Wednesday, February 9, 2011

Camera Cat Fight?

Sorry but my camera and I are in a fight. I avoided her so much she apparently isn't ready to forgive me because she won't transfer my videos onto the computer! She's holding them hostage! So for now, words will have to work :)

Today was better I ate well and I am feeling much better. I am really focusing on my water intake and drank like 70 ounces today!! My main problem is the gym. I love being there, but hate getting there. I have to get my butt there to realize I want to work out. However, I did get a good deal on a bodybugg and hope that will help me! I never trust what the machines say I am burning. I am also trying to get more actively involved in general with fun things. I'm trying to make most of the zumba classes and I bought some boxing gloves on ebay today! I've always wanted to learn so I think I will give it a try! That's really it for now I have to go study for a test so I will catch up with you all later. And I hope you all know your support means the world to me. Hopefully my camera will give us a video tomorrow but until then, OVWA!

Tuesday, February 8, 2011

Open Doors!

Hey guys! Today is going really well Tuesdays are busy with school and work so I have that structure benefit. I am planning on heading to the gym afterwards so that should be fun! Haha But don't worry I didn't turn my back on my camera I will have a new video for you hopefully tonight. See you then!!

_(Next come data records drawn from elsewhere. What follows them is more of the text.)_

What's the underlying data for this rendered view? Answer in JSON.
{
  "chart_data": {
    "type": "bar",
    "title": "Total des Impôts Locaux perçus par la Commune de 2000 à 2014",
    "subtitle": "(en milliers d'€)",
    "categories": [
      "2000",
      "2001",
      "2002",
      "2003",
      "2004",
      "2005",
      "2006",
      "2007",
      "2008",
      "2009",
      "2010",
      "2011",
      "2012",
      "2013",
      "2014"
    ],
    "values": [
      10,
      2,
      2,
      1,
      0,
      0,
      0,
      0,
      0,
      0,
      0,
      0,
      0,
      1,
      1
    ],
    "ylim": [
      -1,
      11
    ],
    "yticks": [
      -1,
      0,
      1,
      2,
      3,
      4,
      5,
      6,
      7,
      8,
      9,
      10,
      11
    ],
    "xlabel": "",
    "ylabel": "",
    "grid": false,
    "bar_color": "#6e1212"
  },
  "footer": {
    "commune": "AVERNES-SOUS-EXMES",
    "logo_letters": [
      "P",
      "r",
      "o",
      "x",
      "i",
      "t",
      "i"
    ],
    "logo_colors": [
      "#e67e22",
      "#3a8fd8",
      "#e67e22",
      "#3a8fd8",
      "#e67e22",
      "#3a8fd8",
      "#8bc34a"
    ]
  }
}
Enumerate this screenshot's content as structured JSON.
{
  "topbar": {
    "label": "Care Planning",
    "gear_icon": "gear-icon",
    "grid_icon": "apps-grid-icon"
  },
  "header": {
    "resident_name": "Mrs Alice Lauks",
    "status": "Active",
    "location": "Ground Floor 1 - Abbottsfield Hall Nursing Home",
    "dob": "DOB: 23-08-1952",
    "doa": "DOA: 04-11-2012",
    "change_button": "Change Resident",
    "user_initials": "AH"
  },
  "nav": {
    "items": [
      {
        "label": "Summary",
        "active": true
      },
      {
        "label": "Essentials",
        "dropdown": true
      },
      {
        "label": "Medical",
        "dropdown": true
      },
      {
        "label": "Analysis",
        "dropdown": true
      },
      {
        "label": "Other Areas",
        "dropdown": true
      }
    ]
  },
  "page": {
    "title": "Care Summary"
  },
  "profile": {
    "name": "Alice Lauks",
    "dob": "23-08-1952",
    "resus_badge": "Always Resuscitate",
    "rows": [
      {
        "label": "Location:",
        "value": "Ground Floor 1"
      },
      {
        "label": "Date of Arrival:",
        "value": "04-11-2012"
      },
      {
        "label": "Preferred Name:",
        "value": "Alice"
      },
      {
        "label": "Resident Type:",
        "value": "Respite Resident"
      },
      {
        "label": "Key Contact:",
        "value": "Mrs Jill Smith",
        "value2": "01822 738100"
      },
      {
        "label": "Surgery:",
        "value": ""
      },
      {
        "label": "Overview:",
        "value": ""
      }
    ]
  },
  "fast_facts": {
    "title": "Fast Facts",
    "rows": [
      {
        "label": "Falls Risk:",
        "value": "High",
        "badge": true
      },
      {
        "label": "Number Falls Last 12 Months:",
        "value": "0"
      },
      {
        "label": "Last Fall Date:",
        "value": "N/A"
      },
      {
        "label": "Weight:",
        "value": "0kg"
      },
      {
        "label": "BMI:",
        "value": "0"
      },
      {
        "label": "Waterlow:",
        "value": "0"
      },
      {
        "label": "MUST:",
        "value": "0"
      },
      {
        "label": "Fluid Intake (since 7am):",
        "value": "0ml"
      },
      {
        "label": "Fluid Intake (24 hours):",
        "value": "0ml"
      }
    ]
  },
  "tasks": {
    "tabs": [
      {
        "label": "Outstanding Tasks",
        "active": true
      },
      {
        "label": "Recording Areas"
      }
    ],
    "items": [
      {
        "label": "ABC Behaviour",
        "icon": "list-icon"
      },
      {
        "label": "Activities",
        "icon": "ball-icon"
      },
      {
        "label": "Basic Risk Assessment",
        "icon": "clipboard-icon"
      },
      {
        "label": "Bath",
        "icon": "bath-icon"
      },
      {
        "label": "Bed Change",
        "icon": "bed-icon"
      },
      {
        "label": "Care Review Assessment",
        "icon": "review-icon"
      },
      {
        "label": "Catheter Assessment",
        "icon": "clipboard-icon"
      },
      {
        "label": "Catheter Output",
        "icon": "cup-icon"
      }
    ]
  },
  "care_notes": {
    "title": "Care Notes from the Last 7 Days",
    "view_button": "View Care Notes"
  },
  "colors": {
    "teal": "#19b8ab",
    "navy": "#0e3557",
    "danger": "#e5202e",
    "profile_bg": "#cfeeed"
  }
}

P.S. I have decided to take up the opportunity to study next year in Ireland...literally a dream come true! I have added a "widget" (funny word!) to the right of my blog. If you want to make a donation just click the "chip in" button and donate anything you want! A penny is a blessing!! But I know that things are tough these days and people don't even have enough money for themselves, hence, this fundraiser. So do not worry about it if you can't, your support is enough!! I love you all, posting a video later :)

Saturday, February 5, 2011

venting and healing

So I was trying to fall asleep but all I could think about was this blog. I know I have not been posting the last 2 weeks and I am so sorry. I don't quite know why I am apologizing to you, but I feel like it's easier to say sorry to you than to myself. I have noticed a pattern in my life. Every time I see something working for me, I find some way to ruin it. It seems nothing works out for me and I use that as an excuse to never succeed in anything when the truth is, the thing that holds me back is ME. These last couple weeks I have been feeling myself fall into a sort of downward spiral.


It all started with the sudden news that my uncle had passed away from a heart attack. It led to seeing all my family which always leads to a lot of love, but a lot of opinions. On my dad's side of the family I have 2 grandmas (identical twins) a grandpa (duh), 20 aunts and uncles, and over 30 cousins...there's a lot of people! Everyone was asking me how college was going. You see my cousins are all amazing. They go to amazing schools and get scholarships and it seems I am one of the few grand kids that are not up for the Nobel prize. I am also the only cousin that goes to community college while the others are off at universities. My grandma tells me that I am smart because I am saving so much money. But no one understands that community college is NOT college. It is high school all over again except you don't know anyone. It's like my parents expect me to go there and live at home to save money, yet they make me feel like I'm I'm latching on to them because I'm not "on my own". Family things have been hard this last year because my parents recently got divorced. It's one of those things where a lot of people have parents that are divorced but when they were like 7 years old and it seems your feelings are childish because you're going through it at such an old age.


Back to school...because I do hate going to my school so much I literally have no motivation to try. I just don't care and it really upsets me. I can't take any interesting classes because the only ones that will transfer are general eds. I can feel myself sinking into almost a depression like I was last year and I almost let all my friends go and was when I gained all this weight back. And I have let myself feed in, literally, to these emotions without even trying to fight back. I have felt like absolute crap and I'm really really tired of it. I was sitting in bed asking myself, what is something you have accomplished in the last 2 weeks. And I could not think of ONE thing. I know that attitude is what you make of it and things need to be dealt with in order to move past them. So I am writing all of this to you so that I can stop letting it keep me prisoner in my own body. Today one of my best friends said to me "I don't understand why people don't want to take the effort to take care of themselves. I feel like that should be the number one priority because when all is said and done, the only person you have forever is yourself. You are the person you see everyday and why wouldn't you want to love that person?" And while she had no idea that it had anything to do with what was going on with me, I can honestly say it changed my whole outlook. She's right. You are the one person you are stuck with for the rest of your life and you have the power to make that person into the best you can be. I have been so caught up in what life has thrown at me I have not taken the time to realize that shit happens and the only thing we can control is how it affects us. I do not want to spend the rest of my life with this person I have become...I don't even know this person.


So I say to you thank you for letting me vent all this and sort things out here.


And I say to myself, I am sorry for letting you down all this time and holding you back. But from now on, we are becoming who we've always known we could be. NO MORE EXCUSES.